Outside of the big 3 are smaller etiquette considerations I think both sides of the spectrum need to observe. I feel that these small shifts to all our interactions could make a huge difference.
The 24-Hour Response Rule
We all get the same 24 hours in a day. For many, efficiency plays a major role in profit margins. Around our office, we strive for a response to all calls or emails within 24 business hours. During busy periods, those responses may be as simple as letting another person know you got the message and when you’ll respond.
This isn’t a potential mating partner, this is business. You don’t need to wait 3 days to call. (In fact, I highly recommend you don’t!) When time is of the essence, you need to be timely in all things. Set a standard time frame in which all communications are addressed and stick to it. Your customers (or providers) will thank you.
Striking “NO” from the Dictionary
There is nothing more instantly off-putting than being told no. No matter which side your own, hearing NO can negatively impact any interaction. Realizing there are situations where saying yes is impossible, it really comes down to learning the correct way to decline something.
Your client wants another round of edits for free and you can’t accommodate? That’s alright, don’t focus on what you can’t do, focus on what you can do. “We would be happy to complete an additional round of edits for you at the agreed upon rate of…”.

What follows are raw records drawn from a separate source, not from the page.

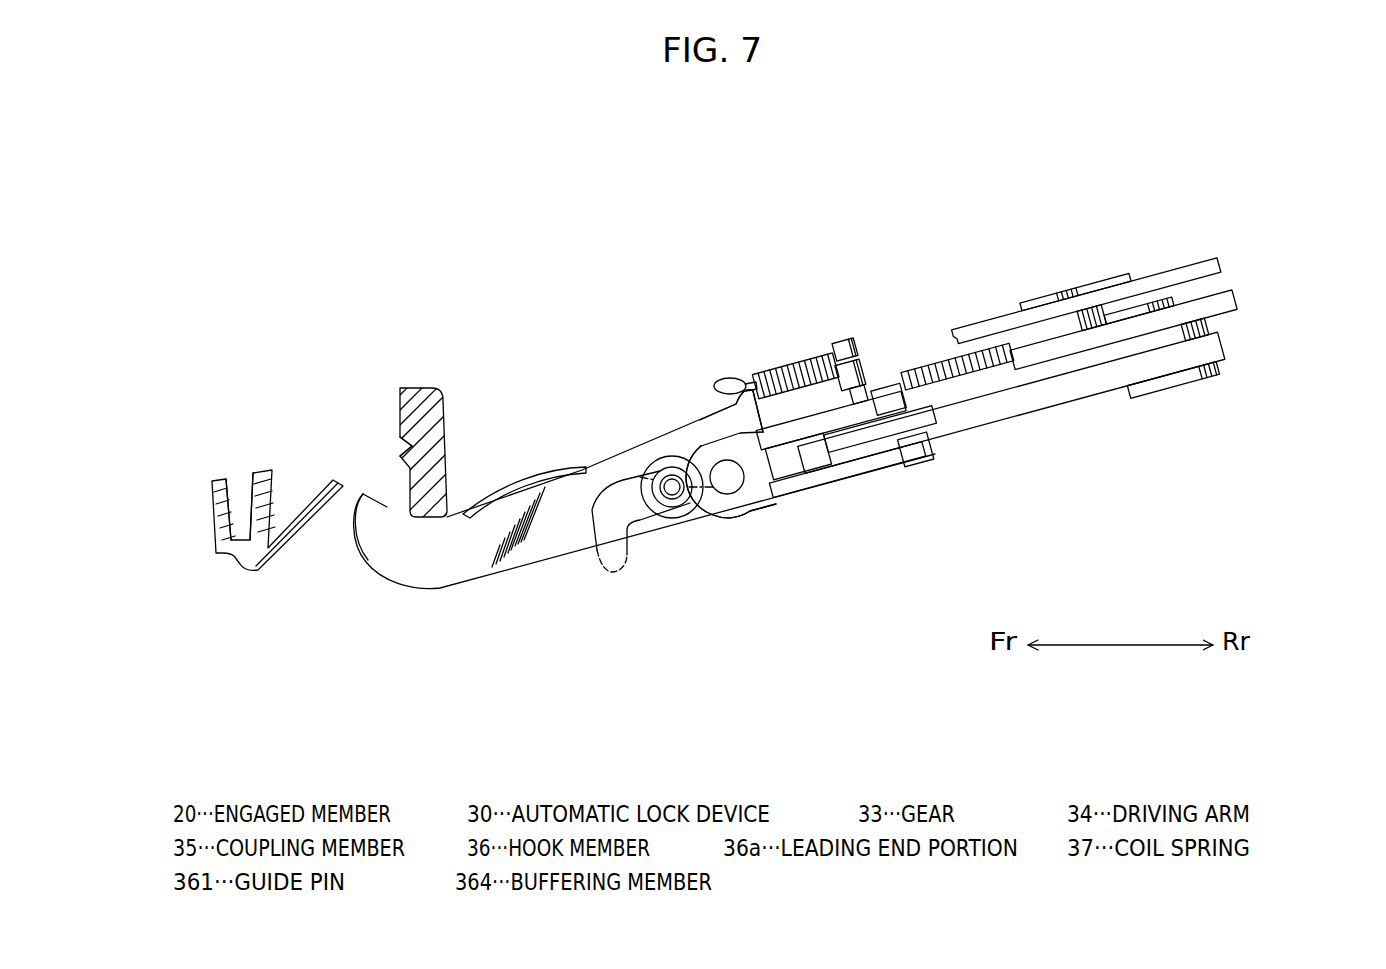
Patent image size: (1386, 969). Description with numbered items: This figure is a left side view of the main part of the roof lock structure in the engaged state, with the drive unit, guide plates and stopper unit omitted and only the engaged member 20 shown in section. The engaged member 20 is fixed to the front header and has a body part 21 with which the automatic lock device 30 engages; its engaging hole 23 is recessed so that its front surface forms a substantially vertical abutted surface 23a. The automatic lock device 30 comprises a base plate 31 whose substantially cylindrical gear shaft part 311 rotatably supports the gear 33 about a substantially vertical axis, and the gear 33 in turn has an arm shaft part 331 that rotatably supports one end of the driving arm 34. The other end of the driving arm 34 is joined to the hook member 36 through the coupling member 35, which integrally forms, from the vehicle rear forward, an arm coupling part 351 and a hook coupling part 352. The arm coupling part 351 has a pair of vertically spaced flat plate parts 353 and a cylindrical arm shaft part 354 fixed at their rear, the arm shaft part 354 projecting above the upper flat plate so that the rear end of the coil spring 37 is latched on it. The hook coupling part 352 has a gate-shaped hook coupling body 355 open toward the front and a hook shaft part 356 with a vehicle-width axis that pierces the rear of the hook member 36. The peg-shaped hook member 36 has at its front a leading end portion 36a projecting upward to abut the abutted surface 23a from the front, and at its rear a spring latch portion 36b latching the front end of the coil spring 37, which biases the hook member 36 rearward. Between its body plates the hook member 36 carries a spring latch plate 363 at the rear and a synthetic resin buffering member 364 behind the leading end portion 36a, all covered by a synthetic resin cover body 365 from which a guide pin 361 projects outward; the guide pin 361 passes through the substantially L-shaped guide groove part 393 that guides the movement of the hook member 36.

The engaged member 20 is at (279, 395).
The body part 21 is at (262, 563).
The engaging hole 23 is at (380, 468).
The abutted surface 23a is at (430, 448).
The automatic lock device 30 is at (997, 206).
The base plate 31 is at (1160, 272).
The gear shaft part 311 is at (1060, 296).
The gear 33 is at (1243, 298).
The arm shaft part 331 is at (1178, 381).
The driving arm 34 is at (1027, 416).
The coupling member 35 is at (818, 496).
The arm coupling part 351 is at (899, 458).
The hook coupling part 352 is at (815, 584).
The flat plate parts 353 is at (886, 393).
The arm shaft part 354 is at (848, 340).
The hook coupling body 355 is at (752, 494).
The hook shaft part 356 is at (727, 480).
The hook member 36 is at (433, 594).
The leading end portion 36a is at (380, 505).
The spring latch portion 36b is at (731, 382).
The guide pin 361 is at (672, 490).
The spring latch plate 363 is at (698, 420).
The buffering member 364 is at (510, 470).
The cover body 365 is at (548, 551).
The coil spring 37 is at (787, 360).
The guide groove part 393 is at (611, 566).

Let’s say your agreement states you need payment to proceed however you have a potential client wanting designs right now, no agreement, no payment, no details. Given how many times you were met with no, it’s tempting to say, no you won’t do the work. Instead, offer that perhaps you aren’t the best fit and provide a potential reference. The no is inherent, it doesn’t need to be said.
Slight adjustments to remove certain trigger words (like no) can greatly improve relations – try it.
Do What You Say
This is the biggest reason a not-so-common common-sense section even exists here. Personally, I think this is a no-brainer in business. If you say you’re going to do something, f$%^ing do it. Set a meeting? Be on time. Agreed to prompt response, get in gear. Promised to deliver a product on a certain date? Come hell or high water you need to try and meet that. The most important part of building trust is doing what you say when you say it. Break it and you break the trust. No trust means no buy. Bye bye client!
Sure, sometimes things don’t work and you’ll have to make concessions to recoup. The important thing is always striving to do what you say. When I was working for the man, I learned a few fun acronyms that helped.
We were taught that we should strive to UPOD, never OPUD. Always “Under Promise, Over Deliver” rather than “Over Promise, Under Deliver”. Try providing clients with your stretch dates, while you reach original goals. If I plan on having a report by Friday to a client, I tell them to expect it by Monday (my very latest due by). Then, when I send that report on Friday, the client is happy and feels you’ve exceeded expectations.
No matter the side I’m on, I use this principle. Always strive to exceed the expectations of the other person in your engagement and you’re sure to see success.
It All Comes Down to This
I don’t want to work with THAT client, nor do I want to be one. Therefore, I need to be making every effort to uphold the standards of business etiquette I was raised with. Be a good person, communicate well, work through understandings, and general respect the other persons time and efforts.
If we can all agree to do these things, and to be aware of when we become creepers, mind-readers or fade-aways, everyone will enjoy more positive interactions. There’s no much BS and negativity, will you commit to making your business dealings a little brighter?